On Sunday, my Italian-Brazilian host family took me to their church. This story will make more sense if I tell you that I grew up in a Unitarian Universalist congregation and I have attended Catholic church services exactly twice, once for my church’s Neighboring Faiths class, and the other for a good friend’s confirmation ceremony. In both cases, I was a visitor and I knew I would go back to my own faith afterwards. Not this week. On Sunday morning, I walked in and was greeted by an usher and a 20-foot-tall mosaic of the ascension of Christ. At minimum, this will be a cultural experience, I thought as I sat with my host family. People around us talked or prayed softly. The congregation was mostly older people with a few younger couples and their children. The service started with music. Everyone around me sang with strength and conviction and could pronounce the words projected on to the walls at the front of the church. I tried. I gave up. As the hymn ended, the procession of clergy and lay-leaders came up the center aisle of the church. Two girls in white robes carried candles. One person held a tall crucifix. The priest walked behind them all with a green stole draped over his shoulders and a silver cross resting on his chest.
He read a passage from the Bible in Portuguese that I understood about as well as I would have understood the original Latin. He gave a sermon that I understood bits and pieces of. “Deus está no coração, a casa, a cidade…” The people around me knew when to stand, when to sit, when to kneel, how to cross themselves at the end of a prayer. They sang as though they were personally trying to serenade God, holding their hands out in front of them and closing their eyes. I loved the expressions on their faces as they lost themselves in their worship, and I envied them the ease of their certitude. I felt like a pretender. I didn’t believe the same things or know the same rituals. This was not my tradition. I was a stranger. An intruder. Without my language, without my community, I could not feel that sense of peace. The language around God was so strict and formal, the people prayed out-loud and in unison, looking down at their hands, the floor, the back of the next pew. I didn’t know the words, couldn’t understand the devotions. My church emphasizes common ethics and values more than common belief, and I never look down when I pray because I find the sky inspiring, and I believe that feeling close to the divine is more important that how that closeness is established. In my head, I bargained. If I take part in this, I’m not really cheating on my church because the two beliefs aren’t completely incompatible. It didn’t work. I couldn’t bring myself to profess something I didn’t believe in. I would have loved to be in a religious space I where I could participate fully, without any sense of objection, guilt, or reservation, where I could go and feel alive in the company of others, bound together by a sense of common purpose and values. This Catholic church was not that space.

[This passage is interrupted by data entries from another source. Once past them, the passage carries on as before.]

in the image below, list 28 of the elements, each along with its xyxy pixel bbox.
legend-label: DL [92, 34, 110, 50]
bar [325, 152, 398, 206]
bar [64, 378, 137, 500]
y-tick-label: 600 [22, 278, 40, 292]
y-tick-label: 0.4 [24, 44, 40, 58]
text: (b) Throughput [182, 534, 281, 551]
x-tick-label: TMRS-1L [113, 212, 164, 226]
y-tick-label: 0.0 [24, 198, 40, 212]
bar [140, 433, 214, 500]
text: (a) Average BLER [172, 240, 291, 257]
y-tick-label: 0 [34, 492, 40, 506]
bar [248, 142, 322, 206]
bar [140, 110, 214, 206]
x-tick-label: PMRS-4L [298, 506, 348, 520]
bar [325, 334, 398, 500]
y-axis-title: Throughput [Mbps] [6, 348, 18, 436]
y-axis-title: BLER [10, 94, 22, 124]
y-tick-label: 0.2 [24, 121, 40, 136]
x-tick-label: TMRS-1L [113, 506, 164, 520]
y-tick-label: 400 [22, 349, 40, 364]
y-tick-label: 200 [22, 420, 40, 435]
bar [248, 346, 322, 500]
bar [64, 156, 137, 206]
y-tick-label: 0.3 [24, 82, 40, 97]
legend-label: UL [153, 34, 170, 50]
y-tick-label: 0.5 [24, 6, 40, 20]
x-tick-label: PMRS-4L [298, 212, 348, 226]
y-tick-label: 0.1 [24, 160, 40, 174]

Everyone around me stood and lined up to take communion, but as a non-Catholic I stayed in my pew and watched. I felt very much alone. Eventually, everyone returned to their seats, and the priest read out the benediction and the announcements. At the very end of the service, everyone turned and greeted their neighbors and wished them o paz in a manner so familiar and yet so different from my own tradition that I wanted to cry. As we walked out of the church into the rainy parking lot, my host family asked me what I thought about the service. “Está linda.” I told them. “Mas, eu não sou Cathólica.” They asked what I believed in, but I didn’t have the words to explain my faith or my traditions, especially not my unique twists on them. How could I explain, in my limited Portuguese, the feeling of being accepted and celebrated as an individual part of a larger world? How could I explain that I call my ministers by their first names, and that congregants are encouraged to form their own relationships with the divine? How could I explain that sometimes I don’t need a church to find God, that having a full heart and soul makes me feel alive and closer to God than any clergyman or hierarchy? The concepts are complicated enough in English. “Minha religião não é muito comum no Brasil.” I responded in battered Portuguese, wishing I could find the right words, the right space. I missed the warmth of my faith community dearly, wanted nothing more than to talk to God as a friend rather than as someone to be feared. As my host father pulled the truck out of the parking lot he turned around and smiled at me. “Muitas religiões, mas é o mesmo Deus.” He said “É tudo bem.” I nodded. “Eu entendo.”
At minimum, this will be a cultural experience, I thought, but one day it could feel like home.